Kindle And Audible's Whispersync For Voice Review: The Best Of Both Worlds
Author: Kelly West
published: 2012-10-12 17:04:34
As though I didn't already love my Kindle enough, Amazon comes up with Whispersync for Voice, a feature that speaks loud and clear to those of us who love to listen to our books as much as we love to read them. Those readers with busy work schedules and other responsibilities don't always have the option to read as much as we'd like. We find time when we can to get a few pages in. Audiobooks can prove to be useful in that regard. The house needs to be cleaned? It's time to put in a mile on the treadmill? Got a long commute? Stick a book in your ears and the time flies. But there are times when reading the actual book is preferable. For one thing, I'm sure many of us likely read a bit faster than we listen. And it's not always convenient or an option to have earphones in our ears.
Here's how Whispersync for Voice works in a nutshell, according to Amazon's site. 1) Buy the Kindle book. 2) Add narration. 3. Switch between reading and listening.The "listening" part requires the Audible app for Android or iPhone/iPod Touch, or a Kindle Fire. It doesn't appear to work in the Kindle Touch. And not all of the books offer this option, but we'll get to that in a bit. First, here's Amazon's video promoting the option, which breaks down the feature and the process pretty neatly.
Whispersync for Voice hasn't invented the option to switch off between reading and listening to a book, it's just making it simpler and more affordable. I've subscribed to Audible.com on and off for close to a decade. When I had a long commute to and from work, I was a big audiobook listener. I cancelled my subscription when I no longer had the commute to deal with and lately I do most of my reading through my Kindle. But I do still like audiobooks when I'm working out, cleaning, cooking or doing anything else that requires an entertaining distraction.
Earlier this year I reread Orson Scott Card's Ender's Game. Since I only had the audiobook at the time, I decided to buy the Kindle eBook and ended up switching back and forth between the two versions, updating the book manually each time I switched from Audible to Kindle. At the time, I wished there were a way my Audible app could sync with my Kindle. Anyone who uses multiple devices to read their Kindle books knows how convenient Whispersync feature is. I barely even think about it anymore, so I doubt I'm alone in craving a similar feature for the audiobook. in fact, I know I'm not, because Amazon came up with it in Whispersync for Voice.

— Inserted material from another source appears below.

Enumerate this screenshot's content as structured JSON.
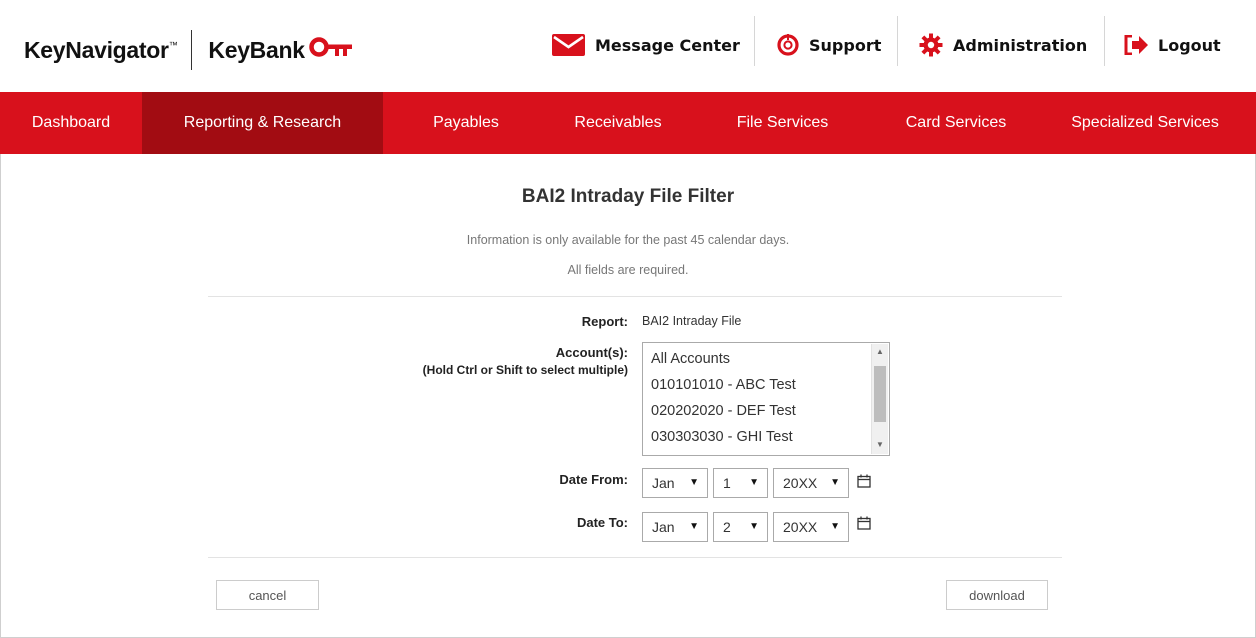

WfV is not automatically available for all Kindle books that are also available as an Audible audiobook. For example, you can get the Kindle edition of J.K. Rowling's A Casual Vacancy and you can get the audiobook version at Audible, but they won't sync and there's no discount to purchase the Audible version if you've paid for the eBook. The option to purchase the audiobook is there among the Formats, but there's no "Add Narration" option.
Just for reference, books with Whispersync for Voice have this logo among the book information (usually somewhere below the Kindle book's price information):
I did a bit of spot checking and found that more books I searched for didn't have the WfV option than did, but I'm hopeful that Amazon and Audible will continue to fill the library with this feature. And I'm guessing Rowling's new book doesn't offer it because it's a new release - but like I said, that's just a guess.

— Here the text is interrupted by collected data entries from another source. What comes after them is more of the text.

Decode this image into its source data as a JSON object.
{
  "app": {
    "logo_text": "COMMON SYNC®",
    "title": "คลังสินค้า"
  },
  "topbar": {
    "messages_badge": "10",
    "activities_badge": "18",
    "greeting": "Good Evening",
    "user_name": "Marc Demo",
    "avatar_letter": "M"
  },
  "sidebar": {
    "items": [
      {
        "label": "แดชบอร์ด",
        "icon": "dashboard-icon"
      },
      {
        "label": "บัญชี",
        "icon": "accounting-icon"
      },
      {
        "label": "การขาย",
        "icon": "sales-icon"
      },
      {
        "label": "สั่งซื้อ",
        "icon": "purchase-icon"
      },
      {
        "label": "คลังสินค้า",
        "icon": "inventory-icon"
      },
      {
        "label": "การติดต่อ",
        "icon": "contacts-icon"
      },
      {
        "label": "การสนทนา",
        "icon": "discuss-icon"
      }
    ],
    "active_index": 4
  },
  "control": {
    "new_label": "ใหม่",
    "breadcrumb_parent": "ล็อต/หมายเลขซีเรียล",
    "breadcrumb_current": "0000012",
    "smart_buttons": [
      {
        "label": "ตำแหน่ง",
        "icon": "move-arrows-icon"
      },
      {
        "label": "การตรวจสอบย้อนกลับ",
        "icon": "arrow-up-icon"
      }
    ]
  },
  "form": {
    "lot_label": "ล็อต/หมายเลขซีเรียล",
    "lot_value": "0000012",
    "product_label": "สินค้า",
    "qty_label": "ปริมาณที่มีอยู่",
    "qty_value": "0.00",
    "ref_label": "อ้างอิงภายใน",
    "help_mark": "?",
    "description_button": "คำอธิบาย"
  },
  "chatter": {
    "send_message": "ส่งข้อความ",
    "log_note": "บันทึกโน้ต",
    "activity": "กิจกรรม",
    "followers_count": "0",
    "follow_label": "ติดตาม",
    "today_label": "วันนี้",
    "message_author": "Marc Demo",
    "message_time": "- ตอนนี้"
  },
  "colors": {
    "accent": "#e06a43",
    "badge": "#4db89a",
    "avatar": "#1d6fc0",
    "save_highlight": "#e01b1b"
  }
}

A couple of weeks ago, I started reading Joe Hill's excellent novel Horns. I was enjoying it on my Kindle when I decided to check to see if it had the Whispersync for Voice option. Sure enough, it did. The cost for the audiobook through the WfV option was $9.95. That's the discounted rate to "add narration" since I'd already purchased the Kindle eBook through Amazon. I was adding $10 to the $8 I already spent on the eBook, but I knew by that point that I liked the book and I also felt certain I'd get good use out of both versions (and maybe the audiobook would provide me with a bit more motivation to get on the treadmill or do the dishes). Plus, I wanted to test out the feature to see how I liked it. So, I linked my Amazon and Audible accounts (the process to do that was simple enough - I was taken through it when I clicked the Add narration feature) and purchased the audiobook at Audible.
After about a week of jumping between Kindle and the Audible app to read the book, I've decided I love this feature (the book is also really great, which is a plus). It's about as good as I could have hoped. No more jumping around the audiobook trying to guestimate where I am in it based on what percentage of the book I've read. There's probably a mathematical approach to manual-syncing but I'd be lying if I said I ever tried that. With WfV, when I sync my Kindle, it factors the audiobook into the furthest-page-read sync and jumps to that point in the book. And when I refresh the Audible app on my iPod Touch, it syncs the story to the furthest "page" read from my Kindle. We're all on the same page here, and that's a good thing.